International Baccalaureate - Teaching Teachers
The International Baccalaureate approached us to help them develop a communications plan to help increase training workshops among its teachers and administrators with an emphasis in South and Central America. As the educational curriculum advocates “life-long learning” the international baccalaureate encourages its instructors to adapt the same philosophy. They encourage them to refresh their knowledge base and to learn about new methods and teaching techniques from fellow instructors.
The challenge was that while the IB has many schools in South and Central America, they are widely dispersed throughout many countries with great distances between them. Aside from the challenges of identifying and attracting instructors to locations for training workshops, there was also the issue of travel and the expenses associated with it. Online and digital classes were moderately viable options as many schools and instructors are situated with poor technology infrastructure where dial-up is the norm.
How We Delivered
After conducting a research program that spanned twenty countries, we delivered a robust communication plan that was originally adopted by the Americas and eventually implemented in Southeast Asia. The creative focused on the collaborative educational opportunities and the comradery of its colleagues. These teachers needed the opportunity to pick up pointers from other instructors, ask questions among peers and make connections. We created workshops that were given a subtle cache—and by attending them reflected highly on the commitment the instructors were making for the greater mission of educating children.

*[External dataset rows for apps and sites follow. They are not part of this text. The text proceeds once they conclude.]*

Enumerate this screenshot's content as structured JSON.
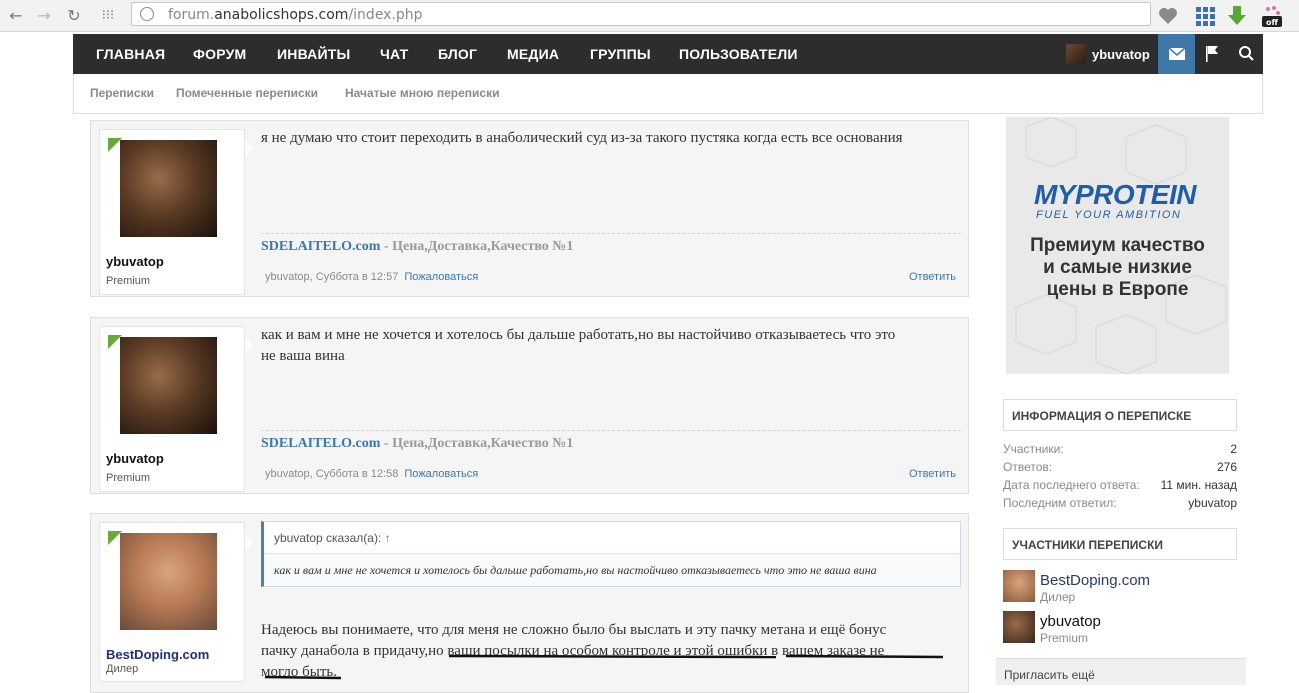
{
  "browser": {
    "url_prefix": "forum.",
    "url_domain": "anabolicshops.com",
    "url_path": "/index.php",
    "ext_badge": "off"
  },
  "nav": {
    "items": [
      "ГЛАВНАЯ",
      "ФОРУМ",
      "ИНВАЙТЫ",
      "ЧАТ",
      "БЛОГ",
      "МЕДИА",
      "ГРУППЫ",
      "ПОЛЬЗОВАТЕЛИ"
    ],
    "username": "ybuvatop"
  },
  "subnav": {
    "tabs": [
      "Переписки",
      "Помеченные переписки",
      "Начатые мною переписки"
    ]
  },
  "posts": [
    {
      "author": "ybuvatop",
      "role": "Premium",
      "message": "я не думаю что стоит переходить в анаболический суд из-за такого пустяка когда есть все основания",
      "sig_link": "SDELAITELO.com",
      "sig_rest": " - Цена,Доставка,Качество №1",
      "meta": "ybuvatop, Суббота в 12:57",
      "report": "Пожаловаться",
      "reply": "Ответить"
    },
    {
      "author": "ybuvatop",
      "role": "Premium",
      "message_line1": "как и вам и мне не хочется и хотелось бы дальше работать,но вы настойчиво отказываетесь что это",
      "message_line2": "не ваша вина",
      "sig_link": "SDELAITELO.com",
      "sig_rest": " - Цена,Доставка,Качество №1",
      "meta": "ybuvatop, Суббота в 12:58",
      "report": "Пожаловаться",
      "reply": "Ответить"
    },
    {
      "author": "BestDoping.com",
      "role": "Дилер",
      "quote_head": "ybuvatop сказал(а):",
      "quote_arrow": "↑",
      "quote_body": "как и вам и мне не хочется и хотелось бы дальше работать,но вы настойчиво отказываетесь что это не ваша вина",
      "message_line1": "Надеюсь вы понимаете, что для меня не сложно было бы выслать и эту пачку метана и ещё бонус",
      "message_line2": "пачку данабола в придачу,но ваши посылки на особом контроле и этой ошибки в вашем заказе не",
      "message_line3": "могло быть."
    }
  ],
  "ad": {
    "logo": "MYPROTEIN",
    "tagline": "FUEL YOUR AMBITION",
    "line1": "Премиум качество",
    "line2": "и самые низкие",
    "line3": "цены в Европе"
  },
  "info": {
    "title": "ИНФОРМАЦИЯ О ПЕРЕПИСКЕ",
    "rows": [
      {
        "label": "Участники:",
        "value": "2"
      },
      {
        "label": "Ответов:",
        "value": "276"
      },
      {
        "label": "Дата последнего ответа:",
        "value": "11 мин. назад"
      },
      {
        "label": "Последним ответил:",
        "value": "ybuvatop"
      }
    ]
  },
  "participants": {
    "title": "УЧАСТНИКИ ПЕРЕПИСКИ",
    "list": [
      {
        "name": "BestDoping.com",
        "role": "Дилер"
      },
      {
        "name": "ybuvatop",
        "role": "Premium"
      }
    ],
    "invite": "Пригласить ещё"
  }
}
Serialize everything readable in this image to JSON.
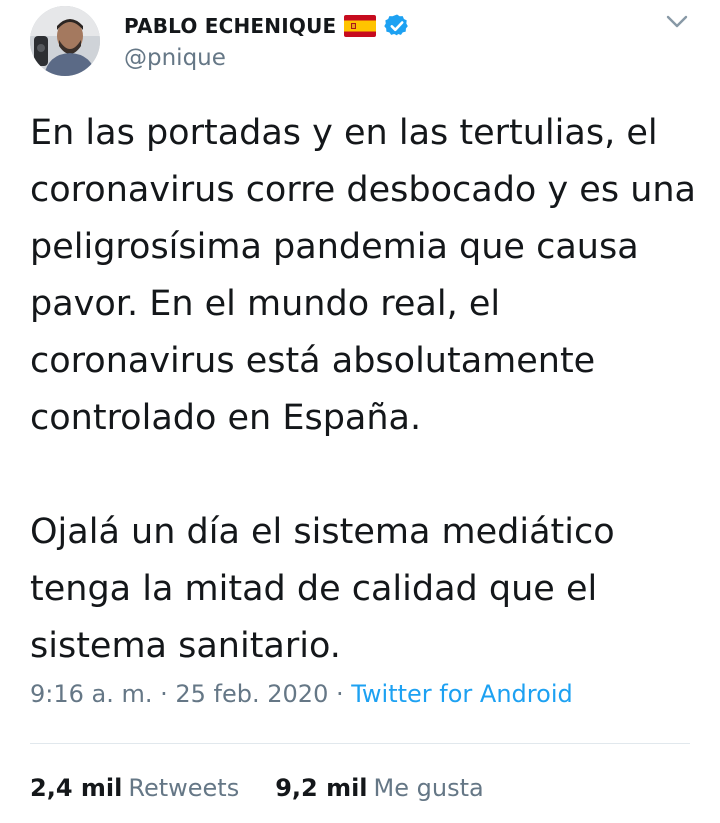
{
  "tweet": {
    "author": {
      "display_name": "PABLO ECHENIQUE",
      "handle": "@pnique",
      "badges": [
        "spain-flag-icon",
        "verified-icon"
      ]
    },
    "paragraphs": [
      "En las portadas y en las tertulias, el coronavirus corre desbocado y es una peligrosísima pandemia que causa pavor. En el mundo real, el coronavirus está absolutamente controlado en España.",
      "Ojalá un día el sistema mediático tenga la mitad de calidad que el sistema sanitario."
    ],
    "meta": {
      "time": "9:16 a. m.",
      "separator": " · ",
      "date": "25 feb. 2020",
      "source": "Twitter for Android"
    },
    "stats": {
      "retweets_count": "2,4 mil",
      "retweets_label": "Retweets",
      "likes_count": "9,2 mil",
      "likes_label": "Me gusta"
    }
  },
  "colors": {
    "text": "#14171a",
    "secondary": "#657786",
    "link": "#1da1f2",
    "verified": "#1da1f2",
    "divider": "#e1e8ed"
  }
}
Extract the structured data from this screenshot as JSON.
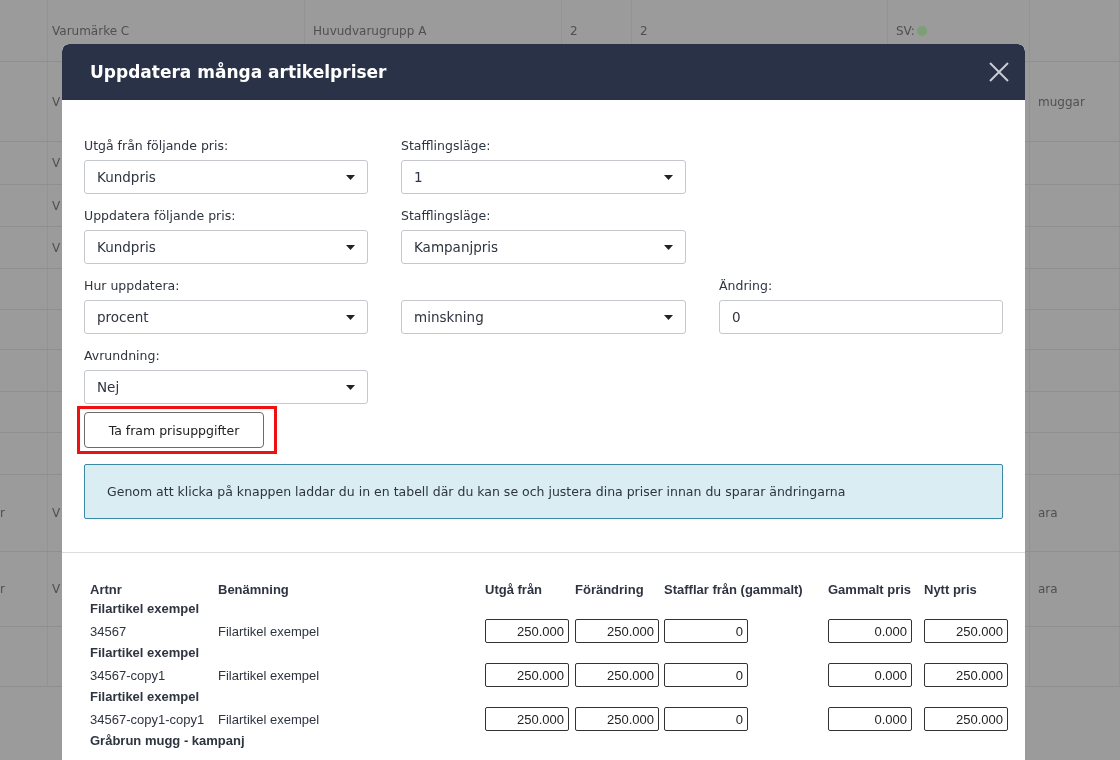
{
  "background_table": {
    "rows": [
      {
        "column_2": "Varumärke C",
        "column_3": "Huvudvarugrupp A",
        "column_4": "2",
        "column_5": "2",
        "column_6": {
          "text": "SV:",
          "color": "#7c9f74"
        }
      },
      {
        "column_2": "V",
        "column_7": "muggar"
      },
      {
        "column_2": "V"
      },
      {
        "column_2": "V"
      },
      {
        "column_2": "V"
      },
      {
        "column_1": "r",
        "column_2": "V",
        "column_7": "ara"
      },
      {
        "column_1": "r",
        "column_2": "V",
        "column_7": "ara"
      }
    ]
  },
  "dialog": {
    "title": "Uppdatera många artikelpriser",
    "close": true,
    "form_rows": [
      [
        {
          "label": "Utgå från följande pris:",
          "kind": "select",
          "value": "Kundpris"
        },
        {
          "label": "Stafflingsläge:",
          "kind": "select",
          "value": "1"
        }
      ],
      [
        {
          "label": "Uppdatera följande pris:",
          "kind": "select",
          "value": "Kundpris"
        },
        {
          "label": "Stafflingsläge:",
          "kind": "select",
          "value": "Kampanjpris"
        }
      ],
      [
        {
          "label": "Hur uppdatera:",
          "kind": "select",
          "value": "procent"
        },
        {
          "kind": "select",
          "value": "minskning"
        },
        {
          "label": "Ändring:",
          "kind": "input",
          "value": "0"
        }
      ],
      [
        {
          "label": "Avrundning:",
          "kind": "select",
          "value": "Nej"
        }
      ]
    ],
    "fetch_button": {
      "label": "Ta fram prisuppgifter",
      "highlighted": true
    },
    "info": "Genom att klicka på knappen laddar du in en tabell där du kan se och justera dina priser innan du sparar ändringarna",
    "table": {
      "columns": [
        "Artnr",
        "Benämning",
        "Utgå från",
        "Förändring",
        "Stafflar från (gammalt)",
        "Gammalt pris",
        "Nytt pris"
      ],
      "groups": [
        {
          "title": "Filartikel exempel",
          "rows": [
            {
              "artnr": "34567",
              "name": "Filartikel exempel",
              "values": [
                "250.000",
                "250.000",
                "0",
                "0.000",
                "250.000"
              ]
            }
          ]
        },
        {
          "title": "Filartikel exempel",
          "rows": [
            {
              "artnr": "34567-copy1",
              "name": "Filartikel exempel",
              "values": [
                "250.000",
                "250.000",
                "0",
                "0.000",
                "250.000"
              ]
            }
          ]
        },
        {
          "title": "Filartikel exempel",
          "rows": [
            {
              "artnr": "34567-copy1-copy1",
              "name": "Filartikel exempel",
              "values": [
                "250.000",
                "250.000",
                "0",
                "0.000",
                "250.000"
              ]
            }
          ]
        },
        {
          "title": "Gråbrun mugg - kampanj"
        }
      ]
    }
  }
}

We developed the theme line for the recruitment campaign – “Learn, Lead, Succeed.” The materials were distributed through email and through direct mail pieces that were posted on bulletin boards. The bulletin boards at these schools were visited by everyone every day. Posting large, colorful, informative posters and session calendars broke through the clutter of what was usually on the boards. These calendars were intentionally designed to reflect a 9-month schedule which created staying power.By doing this, we knew the posters and calendars would stay up and be seen day-after-day by the instructors at the schools.
In its first year of implementation, the new campaign lifted attendance at training workshop sessions by 15%. In the second year, the strategy and materials were adopted by the Asia Pacific schools.